Григорий Иосифович из Швейцарии улыбнулся и кивнул, оценив юморок.
Испытанное мною облегчение ощутилось как прыжок в теплую воду. Мне повезло. Мой новый сосед – интеллигент! Теперь я, как Фрол, оккупирую все свободное пространство каземата. Я буду часами расхаживать взад и вперед. Стану мыться под краном, наращивать мускулы, читать книги, конспектировать учебники и вообще делать все, что захочу. Мой сожитель – интеллигент. Он меня поймет. Он всегда уступит мне, он проявит миролюбие, он станет уважать мою точку зрения. А кроме того, его габариты столь малы, что ими, в принципе, вообще можно пренебречь.
– Откуда, извините за любопытство, вам это известно? – осторожно поинтересовался я. – Про компьютер, который «рассеивает»?
– Видите ли,– стеснительно произнес мой новый знакомый, – я, вообще-то, бывший уголовный адвокат. У меня почти десять лет практики... И когда-то, очень давно, в это заведение я приходил не в качестве подследственного, а как защитник... Конечно, тогда компьютеры здесь не применялись... Но принцип рассеивания уже был в ходу...

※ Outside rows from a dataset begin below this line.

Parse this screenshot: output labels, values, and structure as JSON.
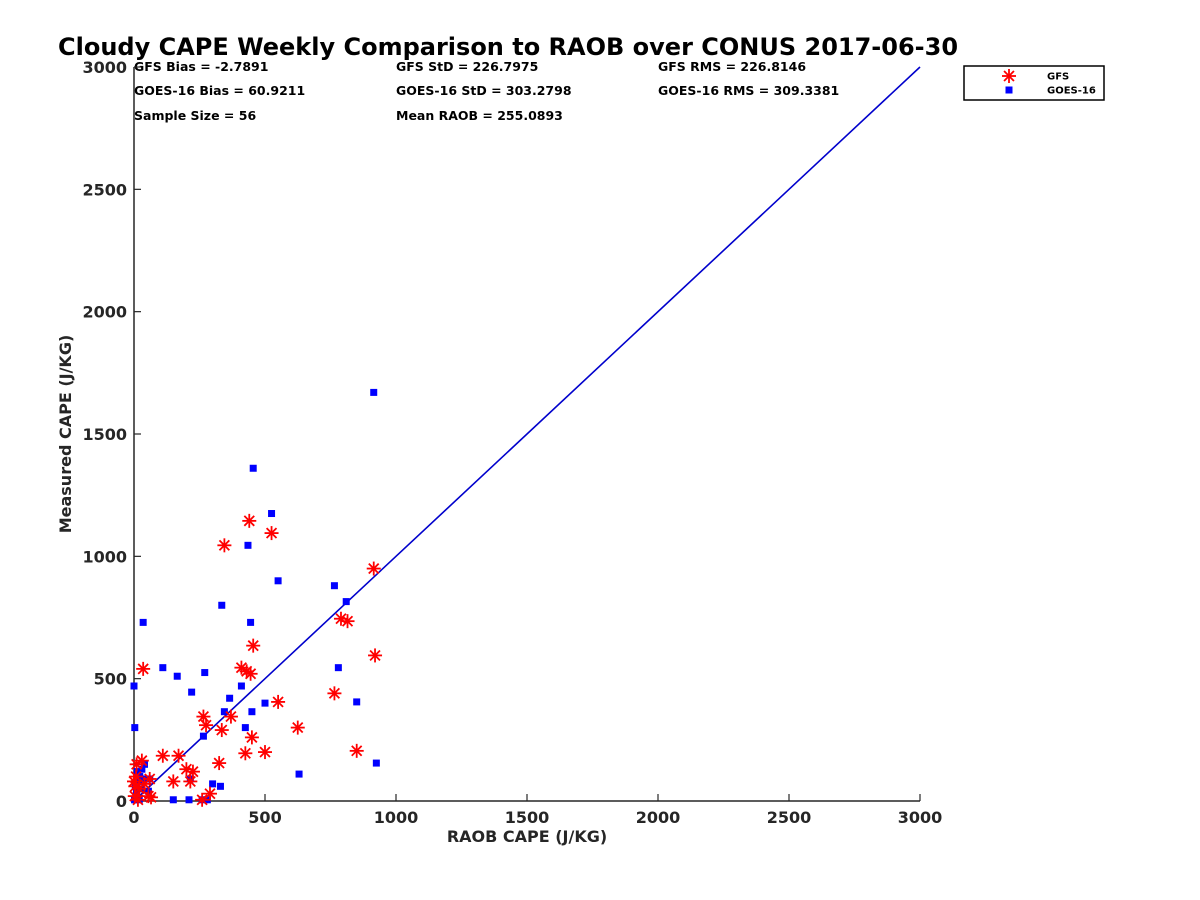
{
  "chart_data": {
    "type": "scatter",
    "title": "Cloudy CAPE Weekly Comparison to RAOB over CONUS 2017-06-30",
    "xlabel": "RAOB CAPE (J/KG)",
    "ylabel": "Measured CAPE (J/KG)",
    "xlim": [
      0,
      3000
    ],
    "ylim": [
      0,
      3000
    ],
    "xticks": [
      0,
      500,
      1000,
      1500,
      2000,
      2500,
      3000
    ],
    "yticks": [
      0,
      500,
      1000,
      1500,
      2000,
      2500,
      3000
    ],
    "grid": false,
    "legend_position": "top-right",
    "reference_line": {
      "x": [
        0,
        3000
      ],
      "y": [
        0,
        3000
      ],
      "color": "#0000cc"
    },
    "stats": [
      "GFS Bias = -2.7891",
      "GFS StD = 226.7975",
      "GFS RMS = 226.8146",
      "GOES-16 Bias = 60.9211",
      "GOES-16 StD = 303.2798",
      "GOES-16 RMS = 309.3381",
      "Sample Size = 56",
      "Mean RAOB = 255.0893"
    ],
    "series": [
      {
        "name": "GFS",
        "marker": "asterisk",
        "color": "#ff0000",
        "x": [
          0,
          3,
          5,
          8,
          10,
          15,
          20,
          30,
          35,
          40,
          55,
          60,
          65,
          110,
          150,
          170,
          200,
          215,
          225,
          260,
          265,
          275,
          290,
          325,
          335,
          345,
          370,
          410,
          425,
          430,
          440,
          445,
          450,
          455,
          500,
          525,
          550,
          625,
          765,
          790,
          815,
          850,
          915,
          920
        ],
        "y": [
          80,
          20,
          60,
          100,
          150,
          5,
          50,
          165,
          540,
          70,
          20,
          90,
          15,
          185,
          80,
          185,
          130,
          80,
          120,
          5,
          345,
          310,
          30,
          155,
          290,
          1045,
          345,
          545,
          195,
          530,
          1145,
          520,
          260,
          635,
          200,
          1095,
          405,
          300,
          440,
          745,
          735,
          205,
          950,
          595
        ]
      },
      {
        "name": "GOES-16",
        "marker": "square",
        "color": "#0000ff",
        "x": [
          0,
          2,
          3,
          5,
          7,
          10,
          12,
          15,
          18,
          20,
          22,
          25,
          30,
          35,
          40,
          45,
          55,
          60,
          110,
          150,
          165,
          210,
          215,
          220,
          260,
          265,
          270,
          280,
          300,
          330,
          335,
          345,
          365,
          410,
          425,
          435,
          445,
          450,
          455,
          500,
          525,
          550,
          630,
          765,
          780,
          810,
          850,
          915,
          925
        ],
        "y": [
          470,
          5,
          300,
          60,
          20,
          40,
          120,
          10,
          80,
          5,
          100,
          50,
          130,
          730,
          150,
          90,
          40,
          90,
          545,
          5,
          510,
          5,
          90,
          445,
          5,
          265,
          525,
          5,
          70,
          60,
          800,
          365,
          420,
          470,
          300,
          1045,
          730,
          365,
          1360,
          400,
          1175,
          900,
          110,
          880,
          545,
          815,
          405,
          1670,
          155
        ]
      }
    ]
  }
}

Я был безумно рад тому, что рядом со мной нормальный, адекватный человек, не испорченный тюрьмой, и наслаждался самыми невинными и незначительными репликами, которыми мы продолжали обмениваться, пока я устраивался на новом месте – расстилал свой матрас и одеяло, расставлял на полке книги, раскладывал тетрадки. Оказавшись в привычной языковой среде, я осознал, насколько успел одичать за какие-то девяносто дней.
Без сомнения, в первые минуты нашего сожительства Григорий Иосифович меня побаивался. Я был выше его, шире в плечах и спортивнее. Но как только я отказался от тюремной фени и вернулся к лучшему русскому языку – языку Пушкина и Гоголя, трех Толстых, Бунина, Набокова и Аксенова,– которым, если честно, и пользовался всю свою сознательную жизнь,– швейцарский Гриша расслабился, задвигался, заулыбался, церемонно испросил у меня ложечку растворимого кофе. И мы стали общаться.
Григорий Иосифович Бергер не имел ни родных, ни друзей на всем пространстве СНГ. Передач не получал. Ходил в срединные осенние холода в той одежде, что была на нем летом, в момент ареста. Выживал баландой. Табак курил – только если в его камеру подсаживали соседа,– как в моем случае. Под крепкий чай с шоколадом и легкую ментоловую сигаретку с двойным угольным фильтром речь швейцарскоподданного изливалась живо и гладко.
Следующий час прошел в легкой, дружелюбной, ни к чему не обязывающей беседе. Поговорили о швейцарском сыре, о швейцарских часах, о швейцарских банкирах, о швейцарском шоколаде. О венской опере. О мюнхенском пиве. О голландских тюльпанах.
Лефортовские стены, может быть, никогда не слышали столь плавных и изящных диалогов. Напрочь забытые мною за три месяца слова и обороты: «спасибо», «пожалуйста», «с превеликим удовольствием», «будьте здоровы», «приятного аппетита», «простите», «извините», «вынужден с вами не согласиться»,– теперь перелетали от одного арестанта к другому непринужденно и легко.